656 F.3d at 235. Diop did not state a specific length of pre-removal-order detention beyond which petitioner would be entitled to a hearing. See id. at 234; see also Carter v. Aviles, No. 13-3607, 2014 WL 348257, at *3 (D.N.J. Jan.30, 2014) ("[T]he Third Circuit has not set a universal point' when mandatory detention under § 1226(c) is unreasonable.") (citing Leslie v. Attorney Gen., 678 F.3d 265, 270-71 (3d Cir.2012)); Barcelona v. Napolitano, No. 12-7494, 2013 WL 6188478, at *1 (D.N.J. Nov.26, 2013) ("The Court of Appeals in Diop declined to adopt a rule that a hearing was required after a certain fixed amount of time in pre-removal detention.") (citation omitted). Instead, the Third Circuit noted that "[r]easonableness, by its very nature, is a fact-dependent inquiry requiring an assessment of all of the circumstances of a particular case." Diop, 656 F.3d at 234. A reasonableness determination "must take into account a given individual detainee's need for more or less time, as well as the exigencies of a particular case." Id. However, "the constitutional case for continued detention without inquiry into its necessity becomes more and more suspect as detention continues past [certain] thresholds.'" Chavez-Alvarez v. Warden York Cnty. Prison, 783 F.3d 469, 474 (3d Cir. 2015) (quoting Diop, 656 F.3d at 232, 234). In Chavez-Alvarez, the Third Circuit observed that, under the circumstances of that case, that sometime after six months, and certainly within a year, the burden to the petitioner's liberties would outweigh any justification to detain the petitioner without a bond hearing. See id. at 478.

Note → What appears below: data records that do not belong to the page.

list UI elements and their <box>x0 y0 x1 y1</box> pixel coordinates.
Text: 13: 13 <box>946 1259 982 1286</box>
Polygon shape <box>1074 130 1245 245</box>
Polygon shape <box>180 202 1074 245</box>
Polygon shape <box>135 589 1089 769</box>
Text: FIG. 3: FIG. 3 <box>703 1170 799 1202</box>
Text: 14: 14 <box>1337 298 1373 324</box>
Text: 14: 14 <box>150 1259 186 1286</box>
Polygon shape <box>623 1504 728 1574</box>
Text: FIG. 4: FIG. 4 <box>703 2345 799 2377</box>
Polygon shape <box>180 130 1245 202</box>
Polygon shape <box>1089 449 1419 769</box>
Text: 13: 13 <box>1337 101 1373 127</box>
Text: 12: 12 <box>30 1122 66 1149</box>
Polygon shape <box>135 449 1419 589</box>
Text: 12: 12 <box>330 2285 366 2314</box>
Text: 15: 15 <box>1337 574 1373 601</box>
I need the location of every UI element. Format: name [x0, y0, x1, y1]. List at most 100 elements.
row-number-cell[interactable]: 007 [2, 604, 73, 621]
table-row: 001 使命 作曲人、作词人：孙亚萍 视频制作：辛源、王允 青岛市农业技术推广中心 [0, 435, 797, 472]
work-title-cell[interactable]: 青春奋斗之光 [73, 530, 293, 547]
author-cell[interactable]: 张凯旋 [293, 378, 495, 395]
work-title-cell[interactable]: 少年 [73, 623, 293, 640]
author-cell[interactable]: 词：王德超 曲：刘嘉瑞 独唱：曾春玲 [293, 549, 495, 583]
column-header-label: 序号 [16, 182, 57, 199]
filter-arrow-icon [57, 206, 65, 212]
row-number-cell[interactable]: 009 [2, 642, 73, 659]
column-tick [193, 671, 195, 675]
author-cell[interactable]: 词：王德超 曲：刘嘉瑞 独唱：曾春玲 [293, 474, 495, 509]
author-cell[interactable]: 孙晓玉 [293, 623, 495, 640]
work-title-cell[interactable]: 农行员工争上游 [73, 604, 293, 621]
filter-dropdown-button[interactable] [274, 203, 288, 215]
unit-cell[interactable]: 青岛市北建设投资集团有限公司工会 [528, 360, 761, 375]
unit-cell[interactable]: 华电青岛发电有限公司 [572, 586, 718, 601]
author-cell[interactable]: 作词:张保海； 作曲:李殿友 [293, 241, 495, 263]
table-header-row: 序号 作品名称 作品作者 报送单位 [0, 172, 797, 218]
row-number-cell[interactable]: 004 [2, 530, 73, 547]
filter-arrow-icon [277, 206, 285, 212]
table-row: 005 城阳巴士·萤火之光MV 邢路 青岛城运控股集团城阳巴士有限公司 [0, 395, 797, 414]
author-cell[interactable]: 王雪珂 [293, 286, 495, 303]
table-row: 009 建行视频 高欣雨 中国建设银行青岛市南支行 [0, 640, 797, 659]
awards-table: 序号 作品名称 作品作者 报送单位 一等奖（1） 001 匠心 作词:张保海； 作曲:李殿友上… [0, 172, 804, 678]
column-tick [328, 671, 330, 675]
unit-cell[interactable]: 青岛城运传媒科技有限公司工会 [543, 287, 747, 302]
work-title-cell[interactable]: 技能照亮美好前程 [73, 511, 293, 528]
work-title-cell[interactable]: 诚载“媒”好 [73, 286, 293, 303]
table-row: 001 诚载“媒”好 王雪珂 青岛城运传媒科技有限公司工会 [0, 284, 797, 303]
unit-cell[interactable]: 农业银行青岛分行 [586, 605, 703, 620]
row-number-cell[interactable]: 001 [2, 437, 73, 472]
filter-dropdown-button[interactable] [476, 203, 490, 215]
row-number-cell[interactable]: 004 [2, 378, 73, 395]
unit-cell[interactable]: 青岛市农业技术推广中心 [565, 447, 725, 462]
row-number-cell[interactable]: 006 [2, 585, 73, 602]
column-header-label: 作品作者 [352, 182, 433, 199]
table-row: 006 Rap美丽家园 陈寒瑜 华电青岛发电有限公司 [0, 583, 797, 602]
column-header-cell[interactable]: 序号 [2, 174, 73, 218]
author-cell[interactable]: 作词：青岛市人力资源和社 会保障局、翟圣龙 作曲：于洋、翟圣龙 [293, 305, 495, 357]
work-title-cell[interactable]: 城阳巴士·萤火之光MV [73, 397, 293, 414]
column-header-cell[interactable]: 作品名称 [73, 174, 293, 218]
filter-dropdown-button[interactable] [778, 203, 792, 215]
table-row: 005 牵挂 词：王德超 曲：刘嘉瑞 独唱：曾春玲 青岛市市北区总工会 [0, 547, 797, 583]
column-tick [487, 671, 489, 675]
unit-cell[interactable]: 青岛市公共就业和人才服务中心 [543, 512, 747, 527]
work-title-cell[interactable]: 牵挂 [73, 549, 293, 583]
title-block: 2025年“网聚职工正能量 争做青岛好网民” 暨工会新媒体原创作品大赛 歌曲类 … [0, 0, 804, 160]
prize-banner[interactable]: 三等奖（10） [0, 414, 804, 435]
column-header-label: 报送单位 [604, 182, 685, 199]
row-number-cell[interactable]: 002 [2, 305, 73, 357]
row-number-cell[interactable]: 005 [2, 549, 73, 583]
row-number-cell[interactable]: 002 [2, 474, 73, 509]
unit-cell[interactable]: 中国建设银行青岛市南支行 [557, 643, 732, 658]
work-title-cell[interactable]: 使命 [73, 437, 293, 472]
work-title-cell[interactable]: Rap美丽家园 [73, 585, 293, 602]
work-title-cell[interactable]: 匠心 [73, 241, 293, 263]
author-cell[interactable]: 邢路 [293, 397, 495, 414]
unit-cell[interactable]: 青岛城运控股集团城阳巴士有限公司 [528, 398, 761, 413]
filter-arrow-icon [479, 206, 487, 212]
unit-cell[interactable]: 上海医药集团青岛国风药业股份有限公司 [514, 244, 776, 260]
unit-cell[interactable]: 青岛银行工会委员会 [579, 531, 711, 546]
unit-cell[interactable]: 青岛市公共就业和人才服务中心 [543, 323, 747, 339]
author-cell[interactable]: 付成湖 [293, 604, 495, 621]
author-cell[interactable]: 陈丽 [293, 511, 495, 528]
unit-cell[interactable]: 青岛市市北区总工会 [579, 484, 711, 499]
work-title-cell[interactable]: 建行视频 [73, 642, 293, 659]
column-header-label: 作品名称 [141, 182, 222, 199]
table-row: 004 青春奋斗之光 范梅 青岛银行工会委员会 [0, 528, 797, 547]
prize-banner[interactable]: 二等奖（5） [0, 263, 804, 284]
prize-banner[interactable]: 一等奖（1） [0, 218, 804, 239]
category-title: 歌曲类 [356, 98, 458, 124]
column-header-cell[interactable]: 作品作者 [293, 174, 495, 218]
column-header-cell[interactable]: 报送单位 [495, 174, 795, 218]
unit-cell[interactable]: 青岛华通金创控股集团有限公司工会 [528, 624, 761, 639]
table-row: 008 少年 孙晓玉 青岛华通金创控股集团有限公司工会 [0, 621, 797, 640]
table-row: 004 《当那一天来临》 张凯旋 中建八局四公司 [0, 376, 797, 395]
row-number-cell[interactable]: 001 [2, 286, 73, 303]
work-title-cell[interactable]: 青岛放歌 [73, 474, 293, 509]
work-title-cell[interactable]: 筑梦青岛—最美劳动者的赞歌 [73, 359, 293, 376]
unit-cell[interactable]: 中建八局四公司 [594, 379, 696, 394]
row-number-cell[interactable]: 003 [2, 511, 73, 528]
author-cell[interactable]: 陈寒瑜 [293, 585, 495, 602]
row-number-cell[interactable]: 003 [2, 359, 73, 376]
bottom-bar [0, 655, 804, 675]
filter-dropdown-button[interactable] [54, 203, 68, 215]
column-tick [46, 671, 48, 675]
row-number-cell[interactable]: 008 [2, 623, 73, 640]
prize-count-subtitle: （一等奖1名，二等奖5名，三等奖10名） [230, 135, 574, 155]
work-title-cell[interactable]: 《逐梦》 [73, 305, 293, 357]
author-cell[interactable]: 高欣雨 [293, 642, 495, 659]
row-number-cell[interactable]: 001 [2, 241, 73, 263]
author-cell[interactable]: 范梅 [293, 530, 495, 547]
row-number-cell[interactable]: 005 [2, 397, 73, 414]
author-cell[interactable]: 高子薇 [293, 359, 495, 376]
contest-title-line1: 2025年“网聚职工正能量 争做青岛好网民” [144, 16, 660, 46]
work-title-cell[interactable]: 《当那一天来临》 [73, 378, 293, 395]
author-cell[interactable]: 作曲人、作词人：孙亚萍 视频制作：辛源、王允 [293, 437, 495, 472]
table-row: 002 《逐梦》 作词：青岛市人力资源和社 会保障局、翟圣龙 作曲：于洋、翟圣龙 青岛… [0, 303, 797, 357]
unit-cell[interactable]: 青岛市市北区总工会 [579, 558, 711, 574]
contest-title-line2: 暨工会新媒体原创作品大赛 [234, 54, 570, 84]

Mr. Silverio Rosa has been in pre-removal order immigration detention for a period of approximately two months. I find that his continued immigration detention for this period of time has not yet reached the level of unreasonableness under Diop/Chavez-Alvarez. This is far shorter than the six months without a bond hearing that the United States Supreme Court has found not to be an arbitrary deprivation of liberty. Demore v. Kim, 538 U.S. 510, 528 (2003); see also Chavez-Alvarez, 783 F.3d at 473 (citing Demore ). Nothing in the petition tends to suggest that Silverio Rosa's pre-removal-order detention is, or threatens to become, unreasonably prolonged or indefinite. Accordingly, Mr. Silverio Rosa is not entitled to federal habeas relief at this time. Accord Leon v. Warden, No. 14-3017, 2014 WL 2615717, at *3 (D.N.J. June 12, 2014) (two-month period of immigration detention does not run afoul of Diop because petitioner did not allege any facts showing that his continued detention is or will become unreasonably prolonged or indefinite).
This habeas petition will therefore be summarily dismissed, but without prejudice to another application, should Mr. Silverio Rosa's pre-removal order immigration detention continue for an unreasonable period.
For the foregoing reasons, the habeas petition is summarily dismissed without prejudice. An appropriate Order will be entered.